Doe and her husband were on vacation when The Coffee Co. began to wake up and smell the coffee. The company quickly stopped payment on a $246,000 check issued to FCC on Sept. 8, 2000, and blocked Doe's card key access to the building. On the evening of Sept. 9, Doe and her husband attempted to gain access to The Coffee Co. offices, as was recorded on videotape and on the access system computer hard drive.

In March 2001, both Doe and her husband were named in the civil judgment received from a King County Superior Court Judge for a settlement of nearly $2.4 million. It was the largest fraud case in the history of King County, Wash. The settlement also required a list of the possessions the Does had acquired. The 19-page list contained 489 items. Several cars and pianos and other possessions were sold at an auction in May 2001 and netted The Coffee Co. about $1.8 million.

In September 2002, Doe pleaded guilty to criminal charges. According to Doe, she had an anxiety disorder that drove her to commit the fraud. She was a compulsive shopper, and by the time the fraud was uncovered, her home was filled with items she had purchased. The police reported there was only a small path through the rooms, with boxes stacked to the ceiling. Doe and her husband had filed for bankruptcy two years before she obtained the position at The Coffee Co.

Doe began serving a four-year prison sentence in December 2002. Her husband's certified public accountant license is under review by the Board of Accountancy in the State of Washington.

KEY CLUES

Doe's behavior rose many red flags for her supervisor and co-workers, including:

* Doe's supervisor indicated in the court statements that he had repeatedly asked Doe to tell him more about the consulting charges, including what work was being performed, the identity of the company, and other information. He noted that she was evasive and never satisfactorily answered his questions.

* Her supervisor repeatedly asked to meet with FCC representatives; however, he was told that they were working away from the office or that they had left the building and that he had just missed them. Doe even once prefaced her answer to his request by stating, "They really do exist."

* FCC was not registered in the State of Washington, or listed in any of the usual telephone directories. The phone number for FCC was a cell phone registered to Doe and a business owned by her husband. Doe was an authorized signatory on the checking account.

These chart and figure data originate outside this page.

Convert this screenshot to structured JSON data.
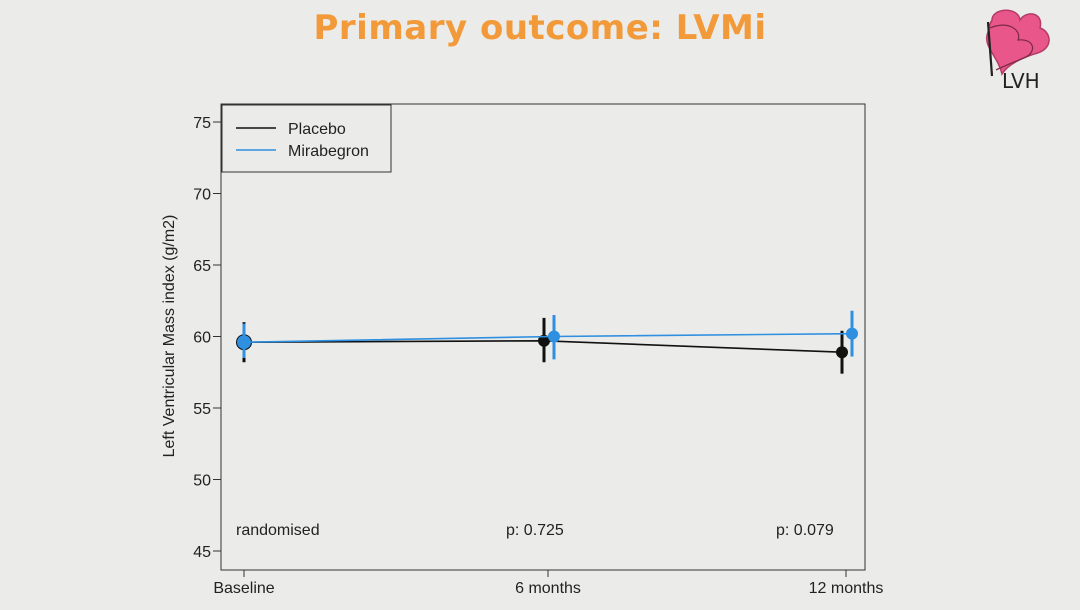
{
  "slide": {
    "title": "Primary outcome: LVMi"
  },
  "logo": {
    "text": "LVH",
    "icon": "heart-b-logo"
  },
  "colors": {
    "title": "#f29a3a",
    "placebo": "#111111",
    "mirabegron": "#2f8fe0",
    "background": "#ebebe9"
  },
  "chart_data": {
    "type": "line",
    "title": "",
    "xlabel": "",
    "ylabel": "Left Ventricular Mass index (g/m2)",
    "categories": [
      "Baseline",
      "6 months",
      "12 months"
    ],
    "ylim": [
      45,
      75
    ],
    "yticks": [
      45,
      50,
      55,
      60,
      65,
      70,
      75
    ],
    "grid": false,
    "legend": "top-left",
    "series": [
      {
        "name": "Placebo",
        "color": "#111111",
        "values": [
          59.6,
          59.7,
          58.9
        ],
        "lower": [
          58.2,
          58.2,
          57.4
        ],
        "upper": [
          61.0,
          61.3,
          60.4
        ]
      },
      {
        "name": "Mirabegron",
        "color": "#2f8fe0",
        "values": [
          59.6,
          60.0,
          60.2
        ],
        "lower": [
          58.5,
          58.4,
          58.6
        ],
        "upper": [
          60.9,
          61.5,
          61.8
        ]
      }
    ],
    "annotations": [
      "randomised",
      "p:  0.725",
      "p:  0.079"
    ]
  }
}
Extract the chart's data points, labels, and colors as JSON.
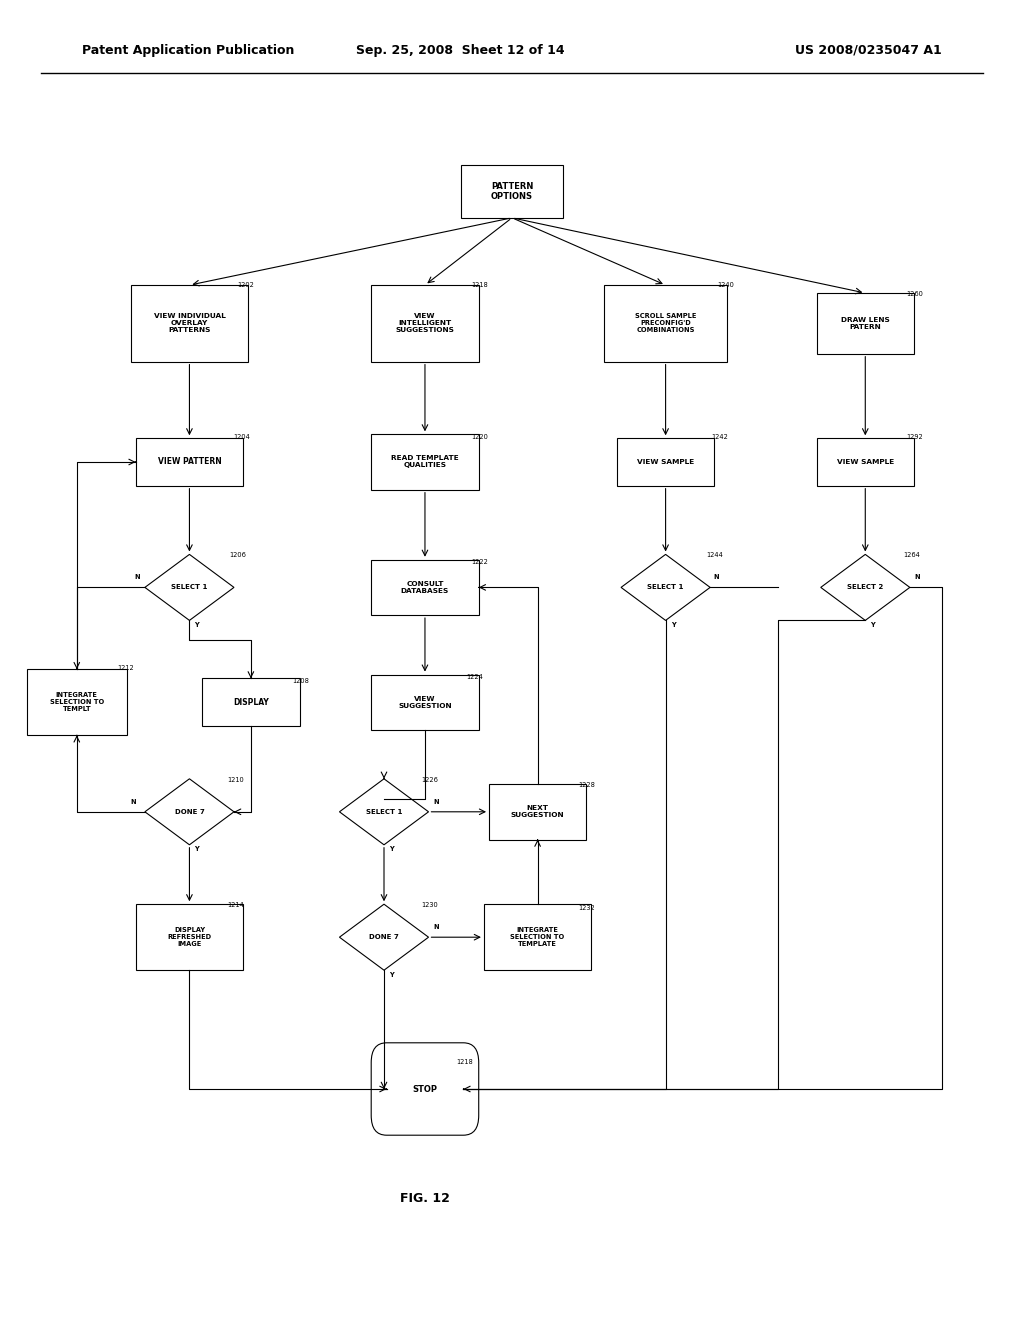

* FCC's mailing address was listed as a post office box, and the physical address listed on the account was Doe's residence.

* Doe asked that some of the checks be sent using special handling instructions. This included Doe personally picking up a check for the consulting company in the amount of $246,000. Several Coffee Co. staff members knew that Doe regularly picked up checks for FCC.

Once The Coffee Co. became aware of problems, Doe's access to her computer accounts was cut off, and all of the documents related to FCC were gathered and analyzed.

CONTROL WEAKNESSES

Several failures in controls allowed Doe to get away with her fraud for as long as she did. For example:

* Doe forged the initial contract starting the consulting relationship with FCC. If the form had been returned to the vice president, who usually signs such documents after processing, the forgery would have been detected immediately.